RAF signaling is activated via allosteric interactions within a functionally asymmetric dimer.

  • Major finding: RAF signaling is activated via allosteric interactions within a functionally asymmetric dimer.

  • Mechanism: Dimerization and N-terminal BRAF phosphorylation induce CRAF cis-autophosphorylation.

  • Impact: BRAF and CRAF function distinctly within the RAF dimer and are differentially regulated by MEK.
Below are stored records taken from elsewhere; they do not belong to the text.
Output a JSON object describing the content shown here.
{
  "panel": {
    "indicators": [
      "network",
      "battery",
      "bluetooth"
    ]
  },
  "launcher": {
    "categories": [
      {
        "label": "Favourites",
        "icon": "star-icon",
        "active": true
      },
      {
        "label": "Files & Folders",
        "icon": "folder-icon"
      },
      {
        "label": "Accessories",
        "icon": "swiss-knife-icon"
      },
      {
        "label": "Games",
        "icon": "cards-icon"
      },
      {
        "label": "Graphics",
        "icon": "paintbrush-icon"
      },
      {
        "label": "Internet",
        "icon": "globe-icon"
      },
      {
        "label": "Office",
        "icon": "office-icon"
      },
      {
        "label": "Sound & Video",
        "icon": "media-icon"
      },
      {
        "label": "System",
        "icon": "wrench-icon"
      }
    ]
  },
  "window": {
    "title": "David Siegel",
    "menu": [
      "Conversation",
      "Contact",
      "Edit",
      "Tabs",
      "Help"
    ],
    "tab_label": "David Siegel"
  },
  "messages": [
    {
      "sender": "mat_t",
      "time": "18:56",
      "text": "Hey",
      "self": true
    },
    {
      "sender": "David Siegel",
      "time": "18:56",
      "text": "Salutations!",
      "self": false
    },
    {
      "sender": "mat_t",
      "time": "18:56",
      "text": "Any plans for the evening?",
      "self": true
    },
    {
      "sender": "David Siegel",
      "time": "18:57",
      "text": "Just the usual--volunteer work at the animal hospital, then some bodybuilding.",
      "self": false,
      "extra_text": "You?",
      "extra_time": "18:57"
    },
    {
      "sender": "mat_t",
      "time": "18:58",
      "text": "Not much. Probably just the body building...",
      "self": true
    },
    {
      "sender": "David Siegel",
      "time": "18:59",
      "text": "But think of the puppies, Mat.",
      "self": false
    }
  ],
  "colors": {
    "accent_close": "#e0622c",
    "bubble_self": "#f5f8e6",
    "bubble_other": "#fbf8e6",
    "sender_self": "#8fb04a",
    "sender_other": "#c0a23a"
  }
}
RAF kinases are a critical component of the RAS signaling cascade and stimulate downstream activation of MEK/ERK signaling. However, although RAF activation has been suggested to involve recruitment to the plasma membrane, dimerization of RAF monomers, and RAF phosphorylation, the mechanism of RAF activation is not fully understood. In addition, it remains unclear why kinase-inactive variants of BRAF but not CRAF are oncogenic and can activate MEK/ERK signaling. To better understand the mechanisms that control RAF activation, Hu and colleagues generated dimers consisting of an active RAF kinase, referred to as the receiver, and a kinase-dead RAF variant, referred to as the activator. RAF transactivation was dependent on dimerization, which was mediated in part by a conserved tryptophan residue at the dimer interface, and on phosphorylation of the activator monomer within an N-terminal acidic (NtA) motif; this modification occurs constitutively in BRAF but not CRAF, explaining the distinct ability of kinase-dead BRAF to transactivate CRAF. In contrast, phosphorylation of the CRAF NtA motif was stimulated by MEK, supporting the presence of a positive feedback loop that converts CRAF into an activator kinase following its transactivation by BRAF. Dimerization and phosphorylation of the activator NtA motif allosterically induced cis-autophosphorylation of the receiver kinase within its activation loop, suggesting that these events facilitate assembly and stabilization of the active kinase conformation and prime CRAF for autophosphorylation. Consistent with this idea, mutation of receiver monomers within the hydrophobic regulatory spine, which is critical for active kinase assembly, bypassed the requirement for dimerization and phosphorylation and resulted in constitutive RAF kinase activity. Together, these results show that RAF dimers are functionally asymmetric and provide insight into the complex mechanisms underlying RAF transactivation.

Hu J, Stites EC, Yu H, Germino EA, Meharena HS, Stork PJ, et al. Allosteric activation of functionally asymmetric RAF kinase dimers. Cell 2013;154:1036–46.